TAMA: A Human-AI Collaborative Thematic Analysis Framework Using Multi-Agent LLMs for Clinical Interviews
This addresses the need for efficient thematic analysis in healthcare settings, particularly for rare diseases like AAOCA, by reducing manual workload while enhancing quality, though it is incremental as it builds on existing LLM-assisted methods.
The paper tackled the problem of automating thematic analysis for clinical interviews, which is resource-intensive, by proposing TAMA, a human-AI collaborative framework using multi-agent LLMs, and demonstrated that it outperforms existing LLM-assisted approaches with higher thematic hit rate, coverage, and distinctiveness.

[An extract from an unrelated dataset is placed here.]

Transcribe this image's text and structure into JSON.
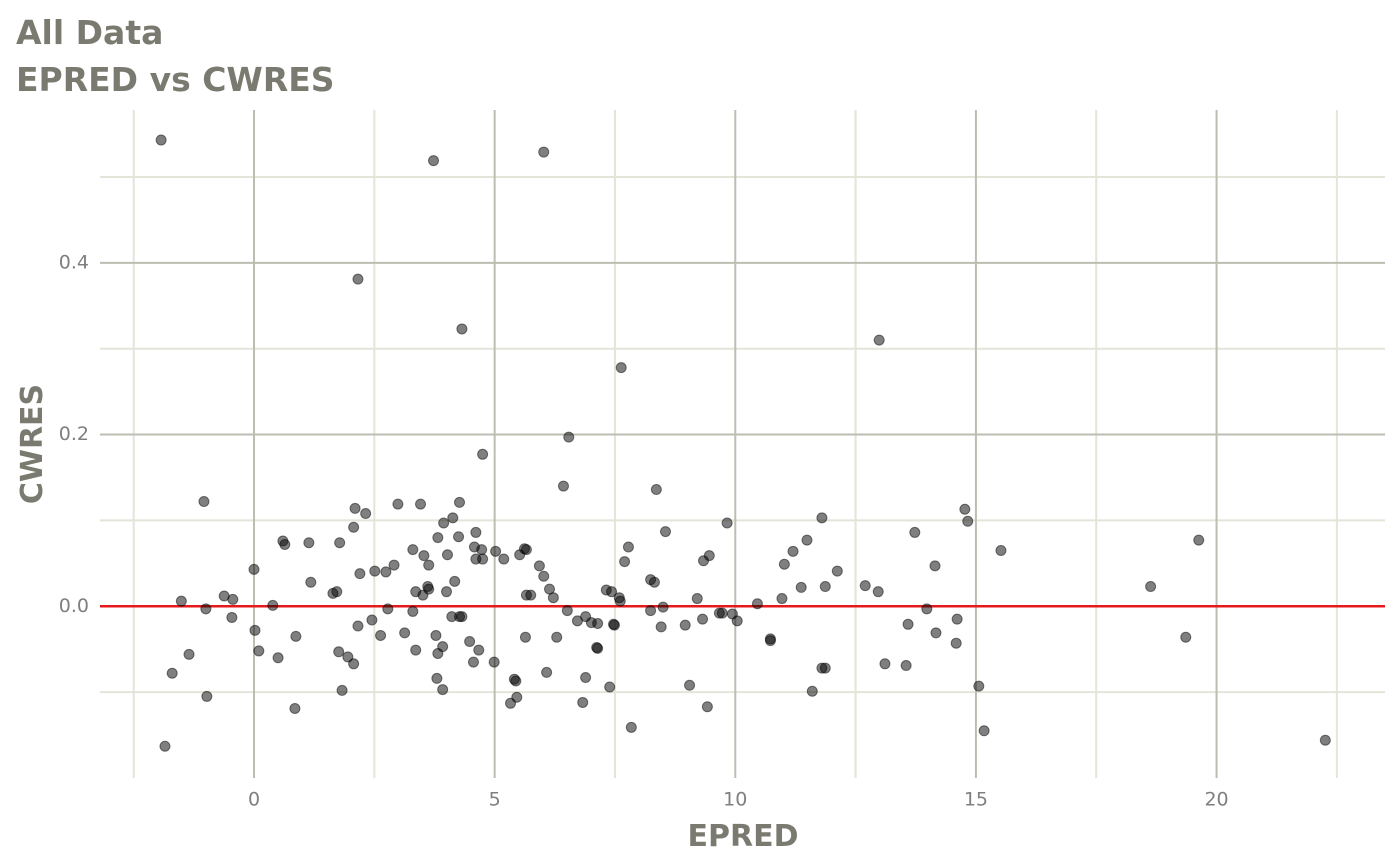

Thematic analysis (TA) is a widely used qualitative approach for uncovering latent meanings in unstructured text data. TA provides valuable insights in healthcare but is resource-intensive. Large Language Models (LLMs) have been introduced to perform TA, yet their applications in healthcare remain unexplored. Here, we propose TAMA: A Human-AI Collaborative Thematic Analysis framework using Multi-Agent LLMs for clinical interviews. We leverage the scalability and coherence of multi-agent systems through structured conversations between agents and coordinate the expertise of cardiac experts in TA. Using interview transcripts from parents of children with Anomalous Aortic Origin of a Coronary Artery (AAOCA), a rare congenital heart disease, we demonstrate that TAMA outperforms existing LLM-assisted TA approaches, achieving higher thematic hit rate, coverage, and distinctiveness. TAMA demonstrates strong potential for automated TA in clinical settings by leveraging multi-agent LLM systems with human-in-the-loop integration by enhancing quality while significantly reducing manual workload.